Song Kul - chroniques d’expédition pt. 2

Les taxis

Après quelques jours de repos bienvenus dans le village de Bokobayevo, nous poursuivons notre périple en direction du lac Song Kul, plus au centre du pays. Quoi de mieux pour partir à la découverte de cette magnifique région qu’une randonnée à cheval, passage obligé de tout voyage en Kirghizie ! Mais d’abord il faut s’y rendre, et pour ce faire il nous faut prendre des taxis partagés ; premièrement jusqu’à Balykchy, puis de Balykchy à Kochkor, et enfin de Kochkor à Kyzart. Les stations de marshrutkas et autres taxis partagés (avtovokzal en russe) sont de véritables marchés des destinations, les chauffeurs crient des noms de lieux comme on vanterait la fraicheur de son poisson ou de ses légumes. 

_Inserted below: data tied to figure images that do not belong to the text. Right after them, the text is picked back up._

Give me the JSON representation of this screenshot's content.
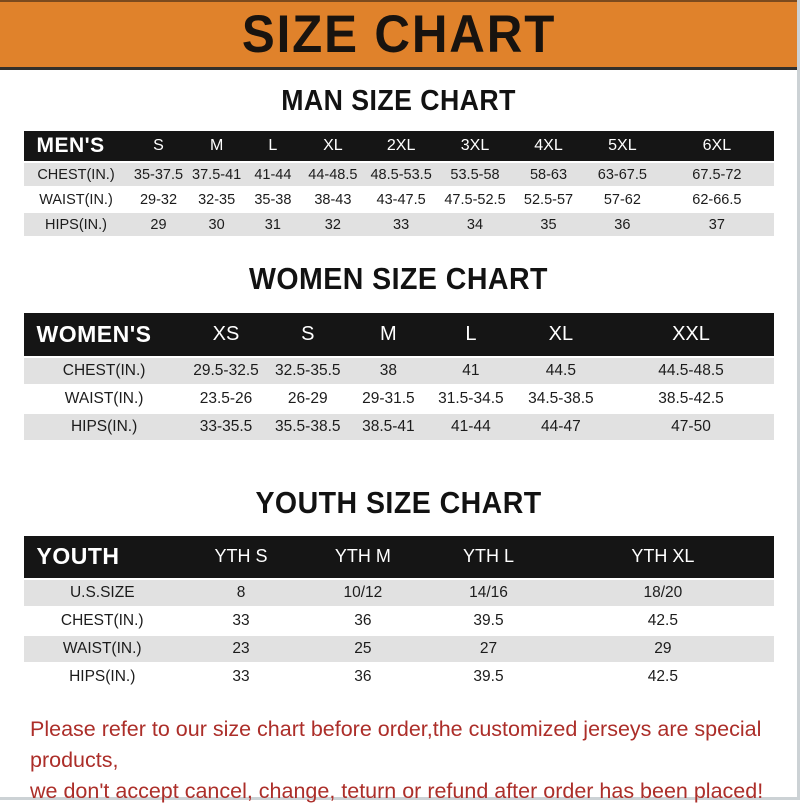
{
  "banner": {
    "title": "SIZE CHART"
  },
  "colors": {
    "banner_bg": "#e0822b",
    "header_bar_bg": "#151515",
    "row_alt_bg": "#e1e1e1",
    "footer_text": "#ac2e29"
  },
  "sections": [
    {
      "title": "MAN SIZE CHART",
      "group_label": "MEN'S",
      "columns": [
        "S",
        "M",
        "L",
        "XL",
        "2XL",
        "3XL",
        "4XL",
        "5XL",
        "6XL"
      ],
      "rows": [
        {
          "label": "CHEST(IN.)",
          "values": [
            "35-37.5",
            "37.5-41",
            "41-44",
            "44-48.5",
            "48.5-53.5",
            "53.5-58",
            "58-63",
            "63-67.5",
            "67.5-72"
          ]
        },
        {
          "label": "WAIST(IN.)",
          "values": [
            "29-32",
            "32-35",
            "35-38",
            "38-43",
            "43-47.5",
            "47.5-52.5",
            "52.5-57",
            "57-62",
            "62-66.5"
          ]
        },
        {
          "label": "HIPS(IN.)",
          "values": [
            "29",
            "30",
            "31",
            "32",
            "33",
            "34",
            "35",
            "36",
            "37"
          ]
        }
      ]
    },
    {
      "title": "WOMEN SIZE CHART",
      "group_label": "WOMEN'S",
      "columns": [
        "XS",
        "S",
        "M",
        "L",
        "XL",
        "XXL"
      ],
      "rows": [
        {
          "label": "CHEST(IN.)",
          "values": [
            "29.5-32.5",
            "32.5-35.5",
            "38",
            "41",
            "44.5",
            "44.5-48.5"
          ]
        },
        {
          "label": "WAIST(IN.)",
          "values": [
            "23.5-26",
            "26-29",
            "29-31.5",
            "31.5-34.5",
            "34.5-38.5",
            "38.5-42.5"
          ]
        },
        {
          "label": "HIPS(IN.)",
          "values": [
            "33-35.5",
            "35.5-38.5",
            "38.5-41",
            "41-44",
            "44-47",
            "47-50"
          ]
        }
      ]
    },
    {
      "title": "YOUTH SIZE CHART",
      "group_label": "YOUTH",
      "columns": [
        "YTH S",
        "YTH M",
        "YTH L",
        "YTH XL"
      ],
      "rows": [
        {
          "label": "U.S.SIZE",
          "values": [
            "8",
            "10/12",
            "14/16",
            "18/20"
          ]
        },
        {
          "label": "CHEST(IN.)",
          "values": [
            "33",
            "36",
            "39.5",
            "42.5"
          ]
        },
        {
          "label": "WAIST(IN.)",
          "values": [
            "23",
            "25",
            "27",
            "29"
          ]
        },
        {
          "label": "HIPS(IN.)",
          "values": [
            "33",
            "36",
            "39.5",
            "42.5"
          ]
        }
      ]
    }
  ],
  "footer": {
    "line1": "Please refer to our size chart before order,the customized jerseys are special products,",
    "line2": "we don't accept cancel, change, teturn or refund after order has been placed!"
  }
}
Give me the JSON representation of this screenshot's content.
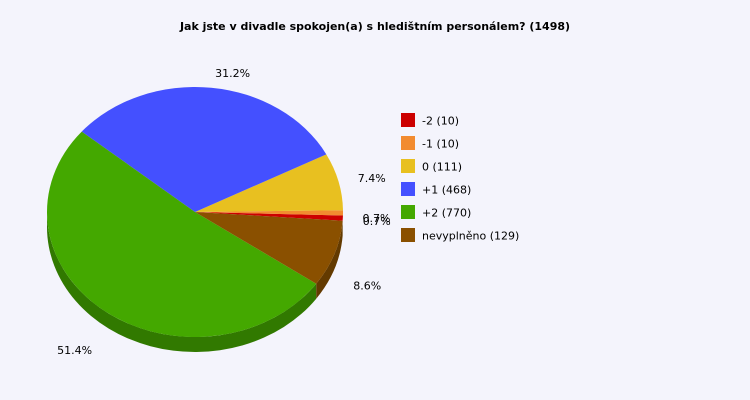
{
  "chart_data": {
    "type": "pie",
    "title": "Jak jste v divadle spokojen(a) s hledištním personálem? (1498)",
    "legend_position": "right",
    "slices": [
      {
        "legend": "-2 (10)",
        "value": 10,
        "percent_label": "0.7%",
        "color": "#cc0000"
      },
      {
        "legend": "-1 (10)",
        "value": 10,
        "percent_label": "0.7%",
        "color": "#f28b30"
      },
      {
        "legend": "0 (111)",
        "value": 111,
        "percent_label": "7.4%",
        "color": "#e8c020"
      },
      {
        "legend": "+1 (468)",
        "value": 468,
        "percent_label": "31.2%",
        "color": "#4450ff"
      },
      {
        "legend": "+2 (770)",
        "value": 770,
        "percent_label": "51.4%",
        "color": "#44a800"
      },
      {
        "legend": "nevyplněno (129)",
        "value": 129,
        "percent_label": "8.6%",
        "color": "#8a5000"
      }
    ]
  }
}
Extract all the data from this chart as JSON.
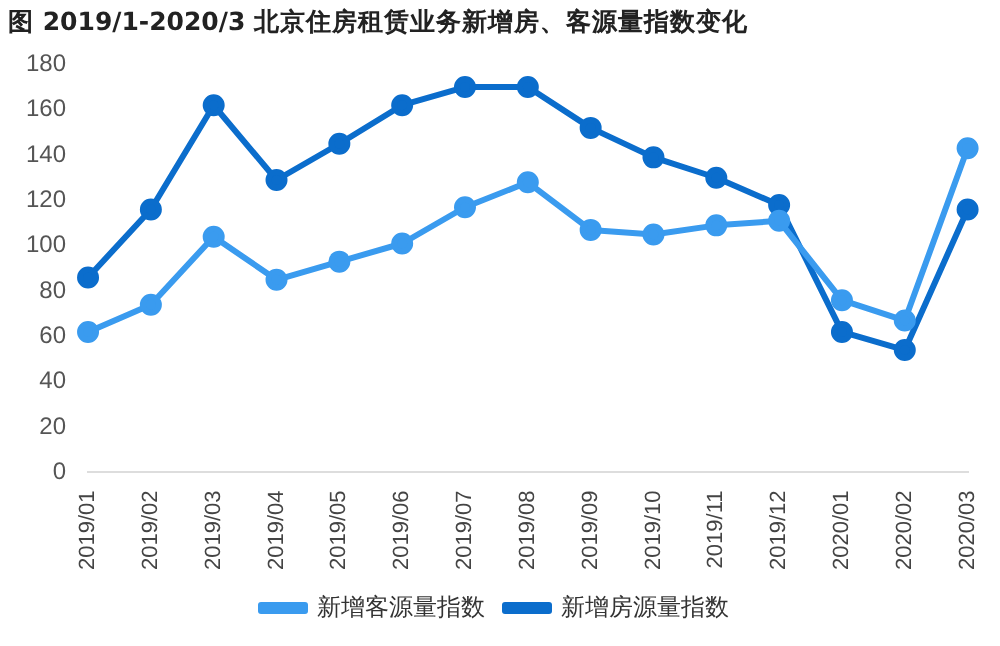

Leur stand, c’est leur tableau de bord. C’est un bazar des départs, une foire au voyage. Tout se marchande, surtout quand on est touriste ; il ne faut pas être pressé. Parfois, on passe le voyage tendu comme une corde à violon, les dents serrées d’avoir dû autant négocier pour ne pas se faire complètement arnaquer : pour un même trajet, le prix peut aller de 5 à 50 francs suisses. D’autre fois, on se fait de tels amis qu’on est triste de les quitter à la station suivante. Comme ces deux Kirghizes d’un certain âge, avec leur belle moustache et leur kalpak (haut chapeau traditionnel en feutre investi d’une forte valeur symbolique au Kirghizistan), que mes connaissances très rudimentaires en russe font rire aux larmes. Curieusement pour eux comme pour d’autres, mon patronyme évoque le Japon : « Montandon, japonski ? Yamamoto, Ajinomoto, poxojii (ça ressemble)… ». Ils nous expliquent toute l’histoire de la région, et sur la question délicate qui divise le monde en deux camps pour la seconde fois en l’espace de seulement quelques mois, la guerre en Ukraine, la Russie ou les USA, je réponds avec la plus grande diplomatie dont il est possible de faire preuve avec un vocabulaire aussi limité. « Jean Montandon, arxeolog, superman ! », me disent-ils en nous laissant à l’avtovokzal de Balykchy, rien que ça.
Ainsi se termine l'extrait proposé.